Advanced Modeling and Optimization

Abstract for Paper 4 of Volume 5, Number 1, 2003, pp. 51-92


New Interior Point Algorithms in Linear Programming

Zsolt Darvay
"Babes-Bolyai" University of Cluj-Napoca,
Faculty of Mathematics and Computer Science,
E-mail: darvay@Nessie.Cs.UBBCluj.Ro
Cluj-Napoca, Romania

 



Abstract
In this paper the abstract of the thesis "New Interior Point Algorithms in Linear Programming" is presented. The purpose of the thesis is to elaborate new interior point algorithms for solving linear optimization problems. The theoretical complexity of the new algorithms are calculated.
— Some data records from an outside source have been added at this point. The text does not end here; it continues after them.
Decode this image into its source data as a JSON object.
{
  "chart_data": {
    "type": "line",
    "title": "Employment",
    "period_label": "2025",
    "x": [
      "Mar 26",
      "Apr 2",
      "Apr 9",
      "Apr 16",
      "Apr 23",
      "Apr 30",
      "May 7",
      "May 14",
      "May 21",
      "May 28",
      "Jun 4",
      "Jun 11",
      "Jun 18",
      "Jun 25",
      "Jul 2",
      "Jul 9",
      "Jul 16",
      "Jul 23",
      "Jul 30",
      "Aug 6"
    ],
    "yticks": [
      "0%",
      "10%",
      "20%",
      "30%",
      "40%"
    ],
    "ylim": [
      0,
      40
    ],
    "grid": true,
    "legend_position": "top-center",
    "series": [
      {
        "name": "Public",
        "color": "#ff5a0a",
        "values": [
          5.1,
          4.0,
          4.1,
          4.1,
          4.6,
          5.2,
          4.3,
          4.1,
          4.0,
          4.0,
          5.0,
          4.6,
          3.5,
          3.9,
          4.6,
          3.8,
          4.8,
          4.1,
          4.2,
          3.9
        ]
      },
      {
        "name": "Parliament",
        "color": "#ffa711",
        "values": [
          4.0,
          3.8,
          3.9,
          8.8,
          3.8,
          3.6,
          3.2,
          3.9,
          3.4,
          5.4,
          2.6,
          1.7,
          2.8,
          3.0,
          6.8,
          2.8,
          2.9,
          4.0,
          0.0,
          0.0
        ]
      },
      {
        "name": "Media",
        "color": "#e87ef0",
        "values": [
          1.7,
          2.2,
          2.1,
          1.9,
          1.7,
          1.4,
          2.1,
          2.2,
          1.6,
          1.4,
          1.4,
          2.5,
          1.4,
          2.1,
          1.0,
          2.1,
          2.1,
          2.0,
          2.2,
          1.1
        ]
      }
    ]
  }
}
We also prove that these algorithms are polynomial. The thesis is composed of seven chapters. In the first chapter a short history of interior point methods is discussed. In the following three chapters some variants of the affine scaling, the projective and the path-following algorithms are presented. In the last three chapters new path-following interior point algorithms are defined. In the fifth chapter a new method for constructing search directions for interior point algorithms is introduced, and a new primal-dual path-following algorithm is defined. Polynomial complexity of this algorithm is proved. We mention that this complexity is identical with the best known complexity in the present. In the sixth chapter, using a similar approach with the one defined in the previous chapter, a new class of search directions for the self-dual problem is introduced. A new primal-dual algorithm is defined for solving the self-dual linear optimization problem, and polynomial complexity is proved. In the last chapter the method proposed in the fifth chapter is generalized for target-following methods. A conceptual target-following algorithm is defined, and this algorithm is particularized in order to obtain a new primal-dual weighted-path-following method. The complexity of this algorithm is computed.

Keywords: Linear programming, Interior point methods.